Sorry to geek out on everyone here, but I'm sitting in a really cool talk with Greg Linden, who is guest lecturing at a data-mining class here at Stanford. Greg is the guy who initially created Amazon's recommendation engine and is talking about the general field of discovery and recommendation engines. Quick summary: search engines help you find what you already know you want. Discovery engines show you what you might want. Big examples of companies using discovery are Tivo, Netflix, Stumbleupon, Pandora and Amazon As some of you may know I'm big into recommendation and discovery engines now, and I'm working on a startup in the space.
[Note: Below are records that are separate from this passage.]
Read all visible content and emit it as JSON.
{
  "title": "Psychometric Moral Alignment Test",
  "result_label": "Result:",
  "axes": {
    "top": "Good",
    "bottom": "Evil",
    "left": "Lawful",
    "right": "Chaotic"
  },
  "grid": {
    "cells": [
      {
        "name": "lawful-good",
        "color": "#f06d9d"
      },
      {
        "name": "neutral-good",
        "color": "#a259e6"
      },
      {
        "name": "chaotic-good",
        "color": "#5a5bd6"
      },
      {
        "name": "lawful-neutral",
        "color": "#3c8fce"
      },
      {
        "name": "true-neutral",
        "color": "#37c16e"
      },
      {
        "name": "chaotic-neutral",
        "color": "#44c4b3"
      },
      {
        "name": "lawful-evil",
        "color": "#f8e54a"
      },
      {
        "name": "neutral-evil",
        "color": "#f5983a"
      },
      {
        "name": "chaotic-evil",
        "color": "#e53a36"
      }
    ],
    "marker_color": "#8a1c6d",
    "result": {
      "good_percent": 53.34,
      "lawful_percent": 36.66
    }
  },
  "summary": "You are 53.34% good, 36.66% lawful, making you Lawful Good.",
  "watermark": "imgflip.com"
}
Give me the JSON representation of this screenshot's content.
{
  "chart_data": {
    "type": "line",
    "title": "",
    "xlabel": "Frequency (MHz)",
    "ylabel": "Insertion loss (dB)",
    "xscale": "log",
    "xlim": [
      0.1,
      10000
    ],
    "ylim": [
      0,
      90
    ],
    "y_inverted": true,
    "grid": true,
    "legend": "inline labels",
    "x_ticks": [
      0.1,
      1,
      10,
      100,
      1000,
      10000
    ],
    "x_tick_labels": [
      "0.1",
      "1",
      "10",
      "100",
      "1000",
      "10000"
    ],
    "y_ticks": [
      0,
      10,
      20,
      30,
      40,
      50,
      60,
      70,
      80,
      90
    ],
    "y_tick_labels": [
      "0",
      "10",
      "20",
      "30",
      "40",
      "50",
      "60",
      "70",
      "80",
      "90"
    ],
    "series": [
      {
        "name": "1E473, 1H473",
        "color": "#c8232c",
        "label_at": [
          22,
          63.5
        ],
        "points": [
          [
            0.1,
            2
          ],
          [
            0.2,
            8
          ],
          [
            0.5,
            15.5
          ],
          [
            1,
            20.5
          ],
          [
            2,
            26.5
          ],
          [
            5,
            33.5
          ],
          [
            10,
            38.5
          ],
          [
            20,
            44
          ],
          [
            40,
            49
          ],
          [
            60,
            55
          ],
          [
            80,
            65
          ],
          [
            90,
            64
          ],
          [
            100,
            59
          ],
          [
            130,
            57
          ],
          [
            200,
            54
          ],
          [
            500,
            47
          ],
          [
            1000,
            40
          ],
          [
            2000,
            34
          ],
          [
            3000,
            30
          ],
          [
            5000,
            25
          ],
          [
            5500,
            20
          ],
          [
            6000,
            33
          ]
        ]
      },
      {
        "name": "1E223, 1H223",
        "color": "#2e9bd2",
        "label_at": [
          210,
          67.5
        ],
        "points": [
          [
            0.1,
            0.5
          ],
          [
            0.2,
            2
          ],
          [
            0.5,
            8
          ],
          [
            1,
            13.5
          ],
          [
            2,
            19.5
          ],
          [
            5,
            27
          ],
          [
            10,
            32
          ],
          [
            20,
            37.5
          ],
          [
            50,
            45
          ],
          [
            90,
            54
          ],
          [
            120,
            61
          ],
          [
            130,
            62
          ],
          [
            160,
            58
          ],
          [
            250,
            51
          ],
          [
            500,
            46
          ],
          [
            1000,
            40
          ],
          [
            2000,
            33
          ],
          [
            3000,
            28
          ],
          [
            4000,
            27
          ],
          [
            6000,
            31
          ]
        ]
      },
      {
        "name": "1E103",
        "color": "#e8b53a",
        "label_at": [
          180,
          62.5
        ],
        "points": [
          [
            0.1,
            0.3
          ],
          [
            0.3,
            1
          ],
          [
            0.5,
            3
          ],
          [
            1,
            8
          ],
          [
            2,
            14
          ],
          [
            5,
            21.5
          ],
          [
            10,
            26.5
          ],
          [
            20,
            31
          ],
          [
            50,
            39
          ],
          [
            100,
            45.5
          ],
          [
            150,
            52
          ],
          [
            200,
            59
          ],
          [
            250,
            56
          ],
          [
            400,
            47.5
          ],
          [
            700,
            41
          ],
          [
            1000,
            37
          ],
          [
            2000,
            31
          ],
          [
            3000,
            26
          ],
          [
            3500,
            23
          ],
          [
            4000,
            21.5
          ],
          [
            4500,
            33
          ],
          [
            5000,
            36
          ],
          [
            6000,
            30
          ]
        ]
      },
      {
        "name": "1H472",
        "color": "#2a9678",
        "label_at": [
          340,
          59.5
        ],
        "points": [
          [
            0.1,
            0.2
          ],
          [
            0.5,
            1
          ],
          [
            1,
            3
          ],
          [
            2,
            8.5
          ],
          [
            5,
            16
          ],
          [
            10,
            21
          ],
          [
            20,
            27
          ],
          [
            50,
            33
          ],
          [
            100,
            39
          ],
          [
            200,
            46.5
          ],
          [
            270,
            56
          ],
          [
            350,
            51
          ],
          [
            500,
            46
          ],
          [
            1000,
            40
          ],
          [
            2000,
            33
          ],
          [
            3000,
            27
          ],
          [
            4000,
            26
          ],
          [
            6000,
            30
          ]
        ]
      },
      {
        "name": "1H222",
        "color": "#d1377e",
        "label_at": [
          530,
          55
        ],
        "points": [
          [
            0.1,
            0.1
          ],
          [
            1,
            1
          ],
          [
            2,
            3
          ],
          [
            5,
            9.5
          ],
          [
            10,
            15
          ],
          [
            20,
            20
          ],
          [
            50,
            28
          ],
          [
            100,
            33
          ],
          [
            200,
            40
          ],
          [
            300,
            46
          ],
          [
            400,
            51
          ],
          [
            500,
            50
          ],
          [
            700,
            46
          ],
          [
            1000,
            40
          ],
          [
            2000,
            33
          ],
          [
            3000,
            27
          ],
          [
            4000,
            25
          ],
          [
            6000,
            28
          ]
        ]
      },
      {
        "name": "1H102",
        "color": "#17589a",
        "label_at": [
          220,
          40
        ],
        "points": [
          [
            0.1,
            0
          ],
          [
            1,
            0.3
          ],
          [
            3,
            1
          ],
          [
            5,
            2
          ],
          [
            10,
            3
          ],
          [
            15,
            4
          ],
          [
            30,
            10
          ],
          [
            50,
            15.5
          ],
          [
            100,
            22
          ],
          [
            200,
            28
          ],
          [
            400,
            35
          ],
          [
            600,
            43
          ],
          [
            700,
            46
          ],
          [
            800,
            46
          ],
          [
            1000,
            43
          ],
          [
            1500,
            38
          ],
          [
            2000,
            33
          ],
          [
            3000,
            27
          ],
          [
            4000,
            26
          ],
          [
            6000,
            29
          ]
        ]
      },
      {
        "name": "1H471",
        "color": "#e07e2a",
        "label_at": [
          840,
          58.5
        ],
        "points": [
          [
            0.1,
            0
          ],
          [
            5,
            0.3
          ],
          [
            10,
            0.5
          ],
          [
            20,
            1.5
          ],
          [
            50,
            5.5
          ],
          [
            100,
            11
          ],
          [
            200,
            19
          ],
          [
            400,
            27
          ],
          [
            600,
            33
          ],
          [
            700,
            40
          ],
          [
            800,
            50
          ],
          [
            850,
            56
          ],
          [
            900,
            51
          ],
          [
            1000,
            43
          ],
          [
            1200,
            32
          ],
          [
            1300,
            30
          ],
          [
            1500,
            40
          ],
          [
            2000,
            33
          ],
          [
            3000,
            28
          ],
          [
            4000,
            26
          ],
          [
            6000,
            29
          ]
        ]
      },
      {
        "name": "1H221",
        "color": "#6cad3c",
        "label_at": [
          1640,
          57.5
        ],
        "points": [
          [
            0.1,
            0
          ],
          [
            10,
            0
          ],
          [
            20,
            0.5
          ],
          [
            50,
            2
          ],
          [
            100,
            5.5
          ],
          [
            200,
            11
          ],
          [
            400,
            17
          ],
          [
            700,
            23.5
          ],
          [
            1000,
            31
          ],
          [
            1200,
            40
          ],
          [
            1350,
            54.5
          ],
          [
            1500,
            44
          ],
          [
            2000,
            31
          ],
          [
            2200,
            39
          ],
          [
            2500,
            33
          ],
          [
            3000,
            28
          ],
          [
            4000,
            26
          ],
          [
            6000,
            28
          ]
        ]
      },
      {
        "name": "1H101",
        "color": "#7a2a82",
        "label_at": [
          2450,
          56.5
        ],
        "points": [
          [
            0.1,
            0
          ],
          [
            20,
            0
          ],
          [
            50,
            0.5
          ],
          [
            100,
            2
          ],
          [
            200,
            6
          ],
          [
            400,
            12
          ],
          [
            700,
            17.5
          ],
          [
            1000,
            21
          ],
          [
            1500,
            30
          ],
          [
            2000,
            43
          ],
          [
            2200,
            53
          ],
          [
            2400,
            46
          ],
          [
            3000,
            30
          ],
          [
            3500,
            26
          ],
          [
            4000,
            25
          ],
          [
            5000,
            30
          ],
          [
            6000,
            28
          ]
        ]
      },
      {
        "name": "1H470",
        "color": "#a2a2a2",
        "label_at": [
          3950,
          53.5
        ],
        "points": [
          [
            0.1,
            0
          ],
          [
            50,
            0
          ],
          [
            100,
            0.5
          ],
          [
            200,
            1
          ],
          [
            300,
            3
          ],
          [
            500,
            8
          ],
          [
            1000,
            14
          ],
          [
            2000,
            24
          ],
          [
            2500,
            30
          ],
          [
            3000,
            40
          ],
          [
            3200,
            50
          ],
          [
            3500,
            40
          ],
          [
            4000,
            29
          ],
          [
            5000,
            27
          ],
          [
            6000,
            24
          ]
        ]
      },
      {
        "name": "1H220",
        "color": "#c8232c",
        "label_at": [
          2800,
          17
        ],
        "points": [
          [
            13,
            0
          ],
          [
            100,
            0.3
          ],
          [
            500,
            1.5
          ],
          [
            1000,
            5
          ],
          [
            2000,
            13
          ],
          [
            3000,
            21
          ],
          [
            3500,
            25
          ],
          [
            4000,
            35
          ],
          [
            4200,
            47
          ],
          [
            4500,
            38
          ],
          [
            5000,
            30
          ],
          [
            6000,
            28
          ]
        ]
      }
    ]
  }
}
Apparently, Amazon has tried to use different recommendation schemes: item-to-item, content-based, and clustering. Apparently item-to-item (people who bought this, bought that) works the best for Amazon. (Of course it's not literally item-to-item, Greg explained, as then you run into the "Harry Potter Problem" that everybody who bought x, probably bought Harry Potter.)
One interesting point Greg brought up was a quote from Peter Norvig:
"Don't worry about the algorithm, worry about the data.
- Peter Norvig
The graph below is an interesting representation of the power of data from a paper by Banko and Brill. Shows that the leaders in the recommendation space are most likely to be those who control the most vast amounts of data.
OK, I better post something non-geeky quick, lest I lose all of my readers.